Au Bhoutan, dans l’Himalaya oriental, les fermiers et propriétaires d’animaux ont tendance à ne pas aimer vivre trop près des grands prédateurs. Pourtant, une nouvelle étude nous montre que la présence de tigres (Panthera tigris) à proximité profite réellement aux communautés agricoles. Comment est-ce possible ?
Selon une récente étude publiée dans la revue Biological Conservation, en vivant dans les habitats les plus profonds et les plus vierges qu’ils puissent trouver, les tigres poussent deux autres prédateurs – les léopards (Panthera pardus) et les dholes (Cuon alpinus), des chiens sauvages d’Asie – à la limite de ces milieux naturels. Ceci a pour effet de les rapprocher inévitablement des villages humains et des zones agricoles. Cependant cela ne met pas les cultures ou le bétail en danger. Les léopards et les dholes finissent par s’attaquer aux petits herbivores tels que les cochons sauvages, qui autrement mangeraient les récoltes des paysans.

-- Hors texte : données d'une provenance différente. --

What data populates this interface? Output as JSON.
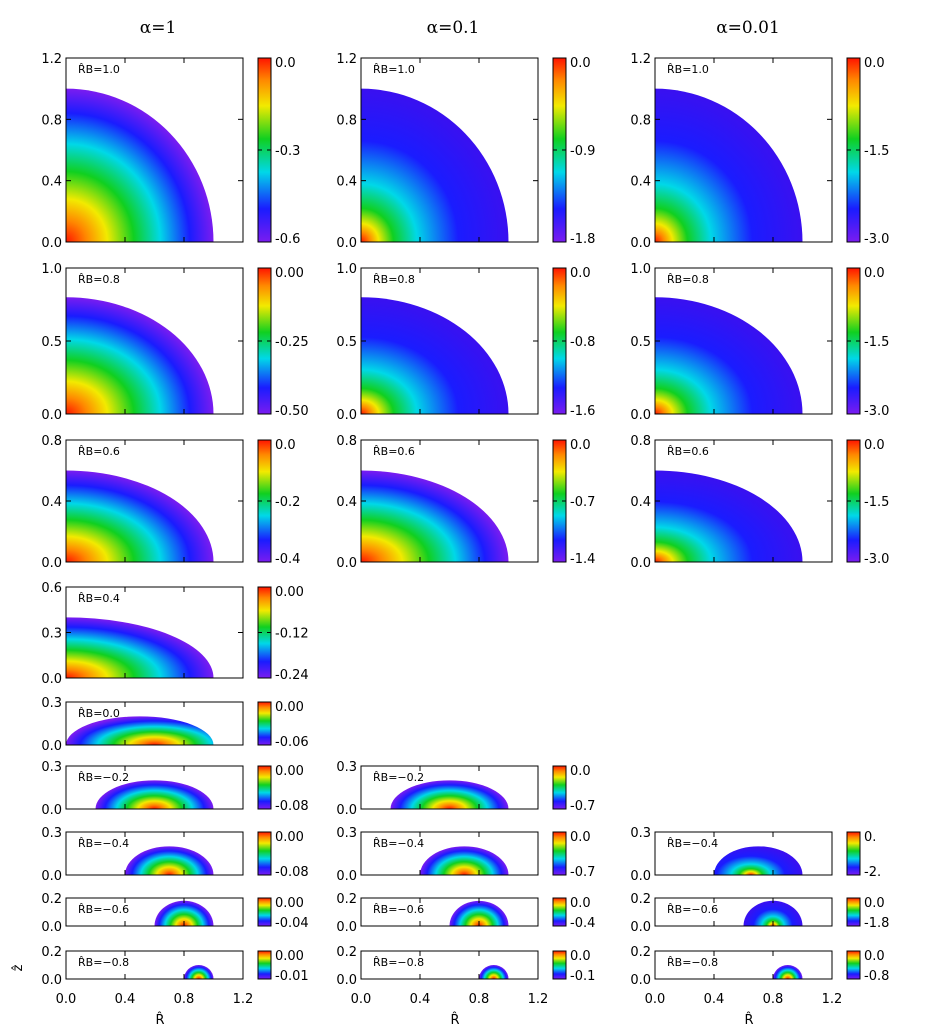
{
  "figure": {
    "column_titles": [
      "α=1",
      "α=0.1",
      "α=0.01"
    ],
    "x_tick_labels": [
      "0.0",
      "0.4",
      "0.8",
      "1.2"
    ],
    "xlabel": "R̂",
    "ylabel": "ẑ"
  },
  "chart_data": [
    {
      "type": "heatmap",
      "col": 0,
      "row": 0,
      "label": "R̂B=1.0",
      "rb": 1.0,
      "shape": "quarter_disk",
      "x_extent": [
        0,
        1.0
      ],
      "z_max": 1.0,
      "ylim": [
        0,
        1.2
      ],
      "yticks": [
        "0.0",
        "0.4",
        "0.8",
        "1.2"
      ],
      "colorbar": {
        "range": [
          -0.6,
          0.0
        ],
        "ticks": [
          "0.0",
          "-0.3",
          "-0.6"
        ]
      },
      "peak_value": 0.0,
      "min_value": -0.6,
      "peak_at": [
        0,
        0
      ]
    },
    {
      "type": "heatmap",
      "col": 1,
      "row": 0,
      "label": "R̂B=1.0",
      "rb": 1.0,
      "shape": "quarter_disk",
      "x_extent": [
        0,
        1.0
      ],
      "z_max": 1.0,
      "ylim": [
        0,
        1.2
      ],
      "yticks": [
        "0.0",
        "0.4",
        "0.8",
        "1.2"
      ],
      "colorbar": {
        "range": [
          -1.8,
          0.0
        ],
        "ticks": [
          "0.0",
          "-0.9",
          "-1.8"
        ]
      },
      "peak_value": 0.0,
      "min_value": -1.8,
      "peak_at": [
        0,
        0
      ]
    },
    {
      "type": "heatmap",
      "col": 2,
      "row": 0,
      "label": "R̂B=1.0",
      "rb": 1.0,
      "shape": "quarter_disk",
      "x_extent": [
        0,
        1.0
      ],
      "z_max": 1.0,
      "ylim": [
        0,
        1.2
      ],
      "yticks": [
        "0.0",
        "0.4",
        "0.8",
        "1.2"
      ],
      "colorbar": {
        "range": [
          -3.0,
          0.0
        ],
        "ticks": [
          "0.0",
          "-1.5",
          "-3.0"
        ]
      },
      "peak_value": 0.0,
      "min_value": -3.0,
      "peak_at": [
        0,
        0
      ]
    },
    {
      "type": "heatmap",
      "col": 0,
      "row": 1,
      "label": "R̂B=0.8",
      "rb": 0.8,
      "shape": "quarter_ellipse",
      "x_extent": [
        0,
        1.0
      ],
      "z_max": 0.8,
      "ylim": [
        0,
        1.0
      ],
      "yticks": [
        "0.0",
        "0.5",
        "1.0"
      ],
      "colorbar": {
        "range": [
          -0.5,
          0.0
        ],
        "ticks": [
          "0.00",
          "-0.25",
          "-0.50"
        ]
      },
      "peak_value": 0.0,
      "min_value": -0.5,
      "peak_at": [
        0,
        0
      ]
    },
    {
      "type": "heatmap",
      "col": 1,
      "row": 1,
      "label": "R̂B=0.8",
      "rb": 0.8,
      "shape": "quarter_ellipse",
      "x_extent": [
        0,
        1.0
      ],
      "z_max": 0.8,
      "ylim": [
        0,
        1.0
      ],
      "yticks": [
        "0.0",
        "0.5",
        "1.0"
      ],
      "colorbar": {
        "range": [
          -1.6,
          0.0
        ],
        "ticks": [
          "0.0",
          "-0.8",
          "-1.6"
        ]
      },
      "peak_value": 0.0,
      "min_value": -1.6,
      "peak_at": [
        0,
        0
      ]
    },
    {
      "type": "heatmap",
      "col": 2,
      "row": 1,
      "label": "R̂B=0.8",
      "rb": 0.8,
      "shape": "quarter_ellipse",
      "x_extent": [
        0,
        1.0
      ],
      "z_max": 0.8,
      "ylim": [
        0,
        1.0
      ],
      "yticks": [
        "0.0",
        "0.5",
        "1.0"
      ],
      "colorbar": {
        "range": [
          -3.0,
          0.0
        ],
        "ticks": [
          "0.0",
          "-1.5",
          "-3.0"
        ]
      },
      "peak_value": 0.0,
      "min_value": -3.0,
      "peak_at": [
        0,
        0
      ]
    },
    {
      "type": "heatmap",
      "col": 0,
      "row": 2,
      "label": "R̂B=0.6",
      "rb": 0.6,
      "shape": "quarter_ellipse",
      "x_extent": [
        0,
        1.0
      ],
      "z_max": 0.6,
      "ylim": [
        0,
        0.8
      ],
      "yticks": [
        "0.0",
        "0.4",
        "0.8"
      ],
      "colorbar": {
        "range": [
          -0.4,
          0.0
        ],
        "ticks": [
          "0.0",
          "-0.2",
          "-0.4"
        ]
      },
      "peak_value": 0.0,
      "min_value": -0.4,
      "peak_at": [
        0,
        0
      ]
    },
    {
      "type": "heatmap",
      "col": 1,
      "row": 2,
      "label": "R̂B=0.6",
      "rb": 0.6,
      "shape": "quarter_ellipse",
      "x_extent": [
        0,
        1.0
      ],
      "z_max": 0.6,
      "ylim": [
        0,
        0.8
      ],
      "yticks": [
        "0.0",
        "0.4",
        "0.8"
      ],
      "colorbar": {
        "range": [
          -1.4,
          0.0
        ],
        "ticks": [
          "0.0",
          "-0.7",
          "-1.4"
        ]
      },
      "peak_value": 0.0,
      "min_value": -1.4,
      "peak_at": [
        0,
        0
      ]
    },
    {
      "type": "heatmap",
      "col": 2,
      "row": 2,
      "label": "R̂B=0.6",
      "rb": 0.6,
      "shape": "quarter_ellipse",
      "x_extent": [
        0,
        1.0
      ],
      "z_max": 0.6,
      "ylim": [
        0,
        0.8
      ],
      "yticks": [
        "0.0",
        "0.4",
        "0.8"
      ],
      "colorbar": {
        "range": [
          -3.0,
          0.0
        ],
        "ticks": [
          "0.0",
          "-1.5",
          "-3.0"
        ]
      },
      "peak_value": 0.0,
      "min_value": -3.0,
      "peak_at": [
        0,
        0
      ]
    },
    {
      "type": "heatmap",
      "col": 0,
      "row": 3,
      "label": "R̂B=0.4",
      "rb": 0.4,
      "shape": "quarter_ellipse",
      "x_extent": [
        0,
        1.0
      ],
      "z_max": 0.4,
      "ylim": [
        0,
        0.6
      ],
      "yticks": [
        "0.0",
        "0.3",
        "0.6"
      ],
      "colorbar": {
        "range": [
          -0.24,
          0.0
        ],
        "ticks": [
          "0.00",
          "-0.12",
          "-0.24"
        ]
      },
      "peak_value": 0.0,
      "min_value": -0.24,
      "peak_at": [
        0,
        0
      ]
    },
    {
      "type": "heatmap",
      "col": 0,
      "row": 4,
      "label": "R̂B=0.0",
      "rb": 0.0,
      "shape": "arch",
      "x_extent": [
        0,
        1.0
      ],
      "z_max": 0.2,
      "ylim": [
        0,
        0.3
      ],
      "yticks": [
        "0.0",
        "0.3"
      ],
      "colorbar": {
        "range": [
          -0.06,
          0.0
        ],
        "ticks": [
          "0.00",
          "-0.06"
        ]
      },
      "peak_value": 0.0,
      "min_value": -0.06,
      "peak_at": [
        0.6,
        0
      ]
    },
    {
      "type": "heatmap",
      "col": 0,
      "row": 5,
      "label": "R̂B=−0.2",
      "rb": -0.2,
      "shape": "half_ellipse",
      "x_extent": [
        0.2,
        1.0
      ],
      "z_max": 0.2,
      "ylim": [
        0,
        0.3
      ],
      "yticks": [
        "0.0",
        "0.3"
      ],
      "colorbar": {
        "range": [
          -0.08,
          0.0
        ],
        "ticks": [
          "0.00",
          "-0.08"
        ]
      },
      "peak_value": 0.0,
      "min_value": -0.08,
      "peak_at": [
        0.6,
        0
      ]
    },
    {
      "type": "heatmap",
      "col": 1,
      "row": 5,
      "label": "R̂B=−0.2",
      "rb": -0.2,
      "shape": "half_ellipse",
      "x_extent": [
        0.2,
        1.0
      ],
      "z_max": 0.2,
      "ylim": [
        0,
        0.3
      ],
      "yticks": [
        "0.0",
        "0.3"
      ],
      "colorbar": {
        "range": [
          -0.7,
          0.0
        ],
        "ticks": [
          "0.0",
          "-0.7"
        ]
      },
      "peak_value": 0.0,
      "min_value": -0.7,
      "peak_at": [
        0.6,
        0
      ]
    },
    {
      "type": "heatmap",
      "col": 0,
      "row": 6,
      "label": "R̂B=−0.4",
      "rb": -0.4,
      "shape": "half_ellipse",
      "x_extent": [
        0.4,
        1.0
      ],
      "z_max": 0.2,
      "ylim": [
        0,
        0.3
      ],
      "yticks": [
        "0.0",
        "0.3"
      ],
      "colorbar": {
        "range": [
          -0.08,
          0.0
        ],
        "ticks": [
          "0.00",
          "-0.08"
        ]
      },
      "peak_value": 0.0,
      "min_value": -0.08,
      "peak_at": [
        0.7,
        0
      ]
    },
    {
      "type": "heatmap",
      "col": 1,
      "row": 6,
      "label": "R̂B=−0.4",
      "rb": -0.4,
      "shape": "half_ellipse",
      "x_extent": [
        0.4,
        1.0
      ],
      "z_max": 0.2,
      "ylim": [
        0,
        0.3
      ],
      "yticks": [
        "0.0",
        "0.3"
      ],
      "colorbar": {
        "range": [
          -0.7,
          0.0
        ],
        "ticks": [
          "0.0",
          "-0.7"
        ]
      },
      "peak_value": 0.0,
      "min_value": -0.7,
      "peak_at": [
        0.7,
        0
      ]
    },
    {
      "type": "heatmap",
      "col": 2,
      "row": 6,
      "label": "R̂B=−0.4",
      "rb": -0.4,
      "shape": "half_ellipse",
      "x_extent": [
        0.4,
        1.0
      ],
      "z_max": 0.2,
      "ylim": [
        0,
        0.3
      ],
      "yticks": [
        "0.0",
        "0.3"
      ],
      "colorbar": {
        "range": [
          -2.0,
          0.0
        ],
        "ticks": [
          "0.",
          "-2."
        ]
      },
      "peak_value": 0.0,
      "min_value": -2.0,
      "peak_at": [
        0.65,
        0
      ]
    },
    {
      "type": "heatmap",
      "col": 0,
      "row": 7,
      "label": "R̂B=−0.6",
      "rb": -0.6,
      "shape": "half_ellipse",
      "x_extent": [
        0.6,
        1.0
      ],
      "z_max": 0.18,
      "ylim": [
        0,
        0.2
      ],
      "yticks": [
        "0.0",
        "0.2"
      ],
      "colorbar": {
        "range": [
          -0.04,
          0.0
        ],
        "ticks": [
          "0.00",
          "-0.04"
        ]
      },
      "peak_value": 0.0,
      "min_value": -0.04,
      "peak_at": [
        0.8,
        0
      ]
    },
    {
      "type": "heatmap",
      "col": 1,
      "row": 7,
      "label": "R̂B=−0.6",
      "rb": -0.6,
      "shape": "half_ellipse",
      "x_extent": [
        0.6,
        1.0
      ],
      "z_max": 0.18,
      "ylim": [
        0,
        0.2
      ],
      "yticks": [
        "0.0",
        "0.2"
      ],
      "colorbar": {
        "range": [
          -0.4,
          0.0
        ],
        "ticks": [
          "0.0",
          "-0.4"
        ]
      },
      "peak_value": 0.0,
      "min_value": -0.4,
      "peak_at": [
        0.8,
        0
      ]
    },
    {
      "type": "heatmap",
      "col": 2,
      "row": 7,
      "label": "R̂B=−0.6",
      "rb": -0.6,
      "shape": "half_ellipse",
      "x_extent": [
        0.6,
        1.0
      ],
      "z_max": 0.18,
      "ylim": [
        0,
        0.2
      ],
      "yticks": [
        "0.0",
        "0.2"
      ],
      "colorbar": {
        "range": [
          -1.8,
          0.0
        ],
        "ticks": [
          "0.0",
          "-1.8"
        ]
      },
      "peak_value": 0.0,
      "min_value": -1.8,
      "peak_at": [
        0.8,
        0
      ]
    },
    {
      "type": "heatmap",
      "col": 0,
      "row": 8,
      "label": "R̂B=−0.8",
      "rb": -0.8,
      "shape": "half_ellipse",
      "x_extent": [
        0.8,
        1.0
      ],
      "z_max": 0.1,
      "ylim": [
        0,
        0.2
      ],
      "yticks": [
        "0.0",
        "0.2"
      ],
      "colorbar": {
        "range": [
          -0.01,
          0.0
        ],
        "ticks": [
          "0.00",
          "-0.01"
        ]
      },
      "peak_value": 0.0,
      "min_value": -0.01,
      "peak_at": [
        0.9,
        0
      ]
    },
    {
      "type": "heatmap",
      "col": 1,
      "row": 8,
      "label": "R̂B=−0.8",
      "rb": -0.8,
      "shape": "half_ellipse",
      "x_extent": [
        0.8,
        1.0
      ],
      "z_max": 0.1,
      "ylim": [
        0,
        0.2
      ],
      "yticks": [
        "0.0",
        "0.2"
      ],
      "colorbar": {
        "range": [
          -0.1,
          0.0
        ],
        "ticks": [
          "0.0",
          "-0.1"
        ]
      },
      "peak_value": 0.0,
      "min_value": -0.1,
      "peak_at": [
        0.9,
        0
      ]
    },
    {
      "type": "heatmap",
      "col": 2,
      "row": 8,
      "label": "R̂B=−0.8",
      "rb": -0.8,
      "shape": "half_ellipse",
      "x_extent": [
        0.8,
        1.0
      ],
      "z_max": 0.1,
      "ylim": [
        0,
        0.2
      ],
      "yticks": [
        "0.0",
        "0.2"
      ],
      "colorbar": {
        "range": [
          -0.8,
          0.0
        ],
        "ticks": [
          "0.0",
          "-0.8"
        ]
      },
      "peak_value": 0.0,
      "min_value": -0.8,
      "peak_at": [
        0.9,
        0
      ]
    }
  ]
}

Les animaux domestiques semblent également concernés, mais d’une manière différente. Ceux-ci ont tendance à se déplacer relativement sans surveillance et à souvent pâturer dans les forêts entourant les villages. Les tigres se nourrissent normalement de ces animaux, mais il n’en reste pas beaucoup dans la région. Les léopards et les dholes auraient alors dû se charger de ces proies, mais ils ont été chassés des forêts vers les terres cultivées – où il y a moins de bétail à manger. En conséquence, les pertes totales de bétail diminuent lorsque les tigres sont dans les parages. L’étude recommande alors de promouvoir la présence du tigre pour les services écologiques qu’il fournit.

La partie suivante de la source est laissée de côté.